Una sconsiderata tristezza è una malattia dell'anima; una tristezza moderata pertiene invece a una corretta condotta dello spirito, data la condizione di questa vita.” 

La vita

Fra le stelle più luminose che risplendettero nell'ordine domenicano, fu senza dubbio l'angelico S. Tommaso d'Aquino, dottore della Chiesa. Dalla nobile famiglia dei conti di Aquino, per parte di padre, e dai conti di Chieti per parte di madre, trasse la sua origine Tommaso, nell'anno 1225 nel castello di Rocca Sicca, situato nel regno di Napoli.

Fu chiamato Tommaso a causa di una predizione fatta alla contessa Teodora da un santo eremita, quando ella ancora non sapeva d'essere incinta: egli le profetizzò che avrebbe partorito un bambino di sublime ingegno, di profonda scienza e che avrebbe prestato un importante servizio a tutta la Santa Chiesa.

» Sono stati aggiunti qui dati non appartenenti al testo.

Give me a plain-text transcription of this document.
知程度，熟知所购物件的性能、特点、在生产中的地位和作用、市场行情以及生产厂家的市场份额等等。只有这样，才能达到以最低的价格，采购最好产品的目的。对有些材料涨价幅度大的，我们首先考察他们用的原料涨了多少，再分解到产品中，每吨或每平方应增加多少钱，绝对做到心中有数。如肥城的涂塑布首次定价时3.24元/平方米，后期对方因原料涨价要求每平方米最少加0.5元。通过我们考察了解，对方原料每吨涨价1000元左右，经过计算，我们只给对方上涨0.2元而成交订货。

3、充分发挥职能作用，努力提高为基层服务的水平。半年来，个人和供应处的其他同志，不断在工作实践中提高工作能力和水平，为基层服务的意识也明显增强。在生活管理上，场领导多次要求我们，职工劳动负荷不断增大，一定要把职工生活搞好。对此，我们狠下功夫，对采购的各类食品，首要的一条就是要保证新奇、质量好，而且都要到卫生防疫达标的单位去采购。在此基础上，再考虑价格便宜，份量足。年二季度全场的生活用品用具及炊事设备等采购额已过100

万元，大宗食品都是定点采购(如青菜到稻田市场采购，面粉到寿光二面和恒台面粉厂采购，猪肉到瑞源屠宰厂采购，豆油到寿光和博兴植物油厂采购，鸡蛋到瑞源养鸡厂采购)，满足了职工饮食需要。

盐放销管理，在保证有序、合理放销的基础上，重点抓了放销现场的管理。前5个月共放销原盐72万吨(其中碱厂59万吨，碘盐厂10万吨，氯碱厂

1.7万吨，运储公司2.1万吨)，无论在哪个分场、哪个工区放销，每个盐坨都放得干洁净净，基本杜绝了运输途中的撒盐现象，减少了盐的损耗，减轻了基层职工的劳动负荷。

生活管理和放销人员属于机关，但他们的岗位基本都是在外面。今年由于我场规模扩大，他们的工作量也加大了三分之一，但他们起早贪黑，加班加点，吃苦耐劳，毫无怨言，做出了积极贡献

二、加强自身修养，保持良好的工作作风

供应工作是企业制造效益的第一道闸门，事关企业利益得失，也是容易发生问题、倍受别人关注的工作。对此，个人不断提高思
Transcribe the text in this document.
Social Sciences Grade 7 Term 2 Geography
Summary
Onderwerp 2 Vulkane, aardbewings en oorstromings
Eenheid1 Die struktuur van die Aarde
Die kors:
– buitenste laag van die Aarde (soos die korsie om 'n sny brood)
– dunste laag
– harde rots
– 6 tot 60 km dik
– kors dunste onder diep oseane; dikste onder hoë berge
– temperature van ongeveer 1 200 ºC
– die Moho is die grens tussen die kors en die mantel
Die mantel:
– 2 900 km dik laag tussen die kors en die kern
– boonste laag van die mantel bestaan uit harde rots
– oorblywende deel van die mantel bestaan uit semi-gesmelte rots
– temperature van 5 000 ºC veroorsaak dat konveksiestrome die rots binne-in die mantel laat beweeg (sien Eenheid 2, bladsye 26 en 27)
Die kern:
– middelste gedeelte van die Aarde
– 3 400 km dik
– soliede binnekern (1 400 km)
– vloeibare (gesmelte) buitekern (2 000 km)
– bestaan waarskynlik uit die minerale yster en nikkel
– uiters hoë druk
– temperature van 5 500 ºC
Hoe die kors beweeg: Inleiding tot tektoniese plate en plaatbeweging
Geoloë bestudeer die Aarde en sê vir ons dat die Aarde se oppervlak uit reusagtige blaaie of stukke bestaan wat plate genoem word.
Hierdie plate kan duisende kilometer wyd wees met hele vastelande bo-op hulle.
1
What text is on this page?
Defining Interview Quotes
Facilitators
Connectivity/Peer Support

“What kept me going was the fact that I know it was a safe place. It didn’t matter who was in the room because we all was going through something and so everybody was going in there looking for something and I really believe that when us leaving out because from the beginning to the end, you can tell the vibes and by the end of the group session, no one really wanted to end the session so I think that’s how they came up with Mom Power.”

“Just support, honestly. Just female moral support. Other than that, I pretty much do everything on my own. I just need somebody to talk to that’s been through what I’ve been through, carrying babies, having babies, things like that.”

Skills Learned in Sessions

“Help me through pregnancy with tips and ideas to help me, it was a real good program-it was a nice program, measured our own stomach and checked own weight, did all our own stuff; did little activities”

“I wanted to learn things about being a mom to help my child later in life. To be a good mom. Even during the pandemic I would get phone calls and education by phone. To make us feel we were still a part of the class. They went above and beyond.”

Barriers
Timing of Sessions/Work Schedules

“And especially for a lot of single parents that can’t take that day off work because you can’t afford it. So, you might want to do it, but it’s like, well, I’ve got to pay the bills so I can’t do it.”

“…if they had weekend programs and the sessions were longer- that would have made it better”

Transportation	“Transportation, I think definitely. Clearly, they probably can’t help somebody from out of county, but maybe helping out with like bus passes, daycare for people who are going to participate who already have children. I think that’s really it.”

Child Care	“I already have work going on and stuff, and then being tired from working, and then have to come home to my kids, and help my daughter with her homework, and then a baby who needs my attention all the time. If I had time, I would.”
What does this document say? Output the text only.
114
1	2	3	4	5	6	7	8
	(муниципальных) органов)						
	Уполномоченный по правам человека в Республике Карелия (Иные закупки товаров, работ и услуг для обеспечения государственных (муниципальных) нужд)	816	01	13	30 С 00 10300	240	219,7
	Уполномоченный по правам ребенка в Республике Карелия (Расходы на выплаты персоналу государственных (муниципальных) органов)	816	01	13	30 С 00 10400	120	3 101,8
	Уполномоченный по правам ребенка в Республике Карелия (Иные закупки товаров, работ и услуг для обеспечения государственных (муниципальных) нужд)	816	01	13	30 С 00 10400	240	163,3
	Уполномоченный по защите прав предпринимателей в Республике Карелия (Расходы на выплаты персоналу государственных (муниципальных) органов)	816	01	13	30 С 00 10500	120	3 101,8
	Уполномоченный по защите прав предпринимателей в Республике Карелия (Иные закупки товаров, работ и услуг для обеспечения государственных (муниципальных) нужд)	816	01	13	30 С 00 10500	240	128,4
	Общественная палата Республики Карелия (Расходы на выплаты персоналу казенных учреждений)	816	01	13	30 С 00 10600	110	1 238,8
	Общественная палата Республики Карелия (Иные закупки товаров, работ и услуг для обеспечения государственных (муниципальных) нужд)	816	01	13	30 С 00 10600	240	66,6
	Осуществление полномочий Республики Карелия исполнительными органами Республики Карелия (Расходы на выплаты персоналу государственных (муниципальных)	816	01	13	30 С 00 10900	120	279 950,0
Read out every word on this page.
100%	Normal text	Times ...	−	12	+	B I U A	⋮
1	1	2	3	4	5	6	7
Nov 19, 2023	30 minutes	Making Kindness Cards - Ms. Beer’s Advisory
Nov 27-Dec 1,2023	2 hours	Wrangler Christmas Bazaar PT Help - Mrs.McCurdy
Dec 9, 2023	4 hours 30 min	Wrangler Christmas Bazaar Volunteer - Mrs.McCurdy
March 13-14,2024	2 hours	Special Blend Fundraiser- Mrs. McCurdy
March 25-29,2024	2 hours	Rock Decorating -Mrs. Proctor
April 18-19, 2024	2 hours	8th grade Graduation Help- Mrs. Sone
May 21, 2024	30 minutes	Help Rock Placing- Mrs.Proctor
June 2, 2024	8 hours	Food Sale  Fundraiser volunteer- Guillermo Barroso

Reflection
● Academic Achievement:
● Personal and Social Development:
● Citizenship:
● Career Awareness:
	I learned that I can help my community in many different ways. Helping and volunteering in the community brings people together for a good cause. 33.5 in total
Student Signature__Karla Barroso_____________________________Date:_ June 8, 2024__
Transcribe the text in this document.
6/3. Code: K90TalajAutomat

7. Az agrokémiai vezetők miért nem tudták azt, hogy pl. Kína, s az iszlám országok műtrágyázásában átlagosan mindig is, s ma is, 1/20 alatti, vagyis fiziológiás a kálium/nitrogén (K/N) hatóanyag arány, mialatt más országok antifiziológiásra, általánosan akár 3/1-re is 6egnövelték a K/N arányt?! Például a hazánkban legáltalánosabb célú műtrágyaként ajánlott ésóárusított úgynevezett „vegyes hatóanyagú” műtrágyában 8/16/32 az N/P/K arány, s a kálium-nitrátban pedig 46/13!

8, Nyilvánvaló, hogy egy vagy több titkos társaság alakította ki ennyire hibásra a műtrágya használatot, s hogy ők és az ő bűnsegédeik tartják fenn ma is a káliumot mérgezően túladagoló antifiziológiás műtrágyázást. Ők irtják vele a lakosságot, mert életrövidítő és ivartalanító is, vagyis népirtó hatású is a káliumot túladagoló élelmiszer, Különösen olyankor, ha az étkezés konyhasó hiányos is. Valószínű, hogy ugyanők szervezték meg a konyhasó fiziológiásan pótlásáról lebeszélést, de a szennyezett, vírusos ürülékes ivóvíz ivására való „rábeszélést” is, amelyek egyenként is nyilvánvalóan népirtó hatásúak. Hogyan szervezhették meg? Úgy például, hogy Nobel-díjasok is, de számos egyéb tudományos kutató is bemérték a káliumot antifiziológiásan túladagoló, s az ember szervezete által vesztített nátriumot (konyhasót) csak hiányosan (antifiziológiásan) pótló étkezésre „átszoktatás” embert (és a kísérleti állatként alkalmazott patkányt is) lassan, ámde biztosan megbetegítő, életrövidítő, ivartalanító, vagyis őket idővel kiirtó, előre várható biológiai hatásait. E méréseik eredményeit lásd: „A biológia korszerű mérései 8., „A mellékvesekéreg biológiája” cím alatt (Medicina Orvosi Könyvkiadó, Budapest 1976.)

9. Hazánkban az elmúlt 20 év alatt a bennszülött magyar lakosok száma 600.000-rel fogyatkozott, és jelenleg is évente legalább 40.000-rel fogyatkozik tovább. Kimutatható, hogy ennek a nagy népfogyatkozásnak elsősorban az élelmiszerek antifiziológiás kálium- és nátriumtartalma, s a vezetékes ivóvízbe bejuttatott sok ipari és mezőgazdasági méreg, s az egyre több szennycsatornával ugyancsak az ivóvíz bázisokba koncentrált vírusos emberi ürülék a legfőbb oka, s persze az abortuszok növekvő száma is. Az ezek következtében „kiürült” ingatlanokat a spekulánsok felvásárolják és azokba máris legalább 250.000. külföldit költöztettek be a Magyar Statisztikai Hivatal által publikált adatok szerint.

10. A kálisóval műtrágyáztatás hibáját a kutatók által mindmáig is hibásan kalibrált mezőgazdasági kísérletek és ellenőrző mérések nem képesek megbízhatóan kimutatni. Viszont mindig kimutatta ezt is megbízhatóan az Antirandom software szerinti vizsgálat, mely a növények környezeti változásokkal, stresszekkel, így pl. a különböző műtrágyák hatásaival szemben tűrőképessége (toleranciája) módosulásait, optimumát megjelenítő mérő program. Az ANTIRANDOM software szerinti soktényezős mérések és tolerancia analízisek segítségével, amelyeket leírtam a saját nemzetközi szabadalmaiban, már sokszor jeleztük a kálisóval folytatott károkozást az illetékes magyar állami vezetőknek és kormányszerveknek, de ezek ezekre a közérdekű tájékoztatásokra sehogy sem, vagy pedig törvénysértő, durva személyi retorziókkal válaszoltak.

La balia del piccolo infante gli trovò un giorno una carta nelle mani, e tentando di togliergliela, Tommaso la strinse forte a sé quanto poteva e si mise talmente a piangere che la balia dovette lasciargli il suo foglietto. Allora la madre volle sapere cosa fosse e, presa a forza la carta, vi trovò scritta l'Ave Maria, ma i pianti e le grida del bambino la costrinsero a restituirla, e il bambino, una volta ricevuta, se la avvicinava alla bocca, come se da essa succhiasse dolcissimo miele: e così fu ogni volta che piangeva, per rasserenarlo gli veniva data subito la sua carta, che lui stringeva e baciava e gustava. Tali cose fecero intuire a tutti che egli sarebbe stato un giorno un gran santo e un gran servo di Maria Santissima.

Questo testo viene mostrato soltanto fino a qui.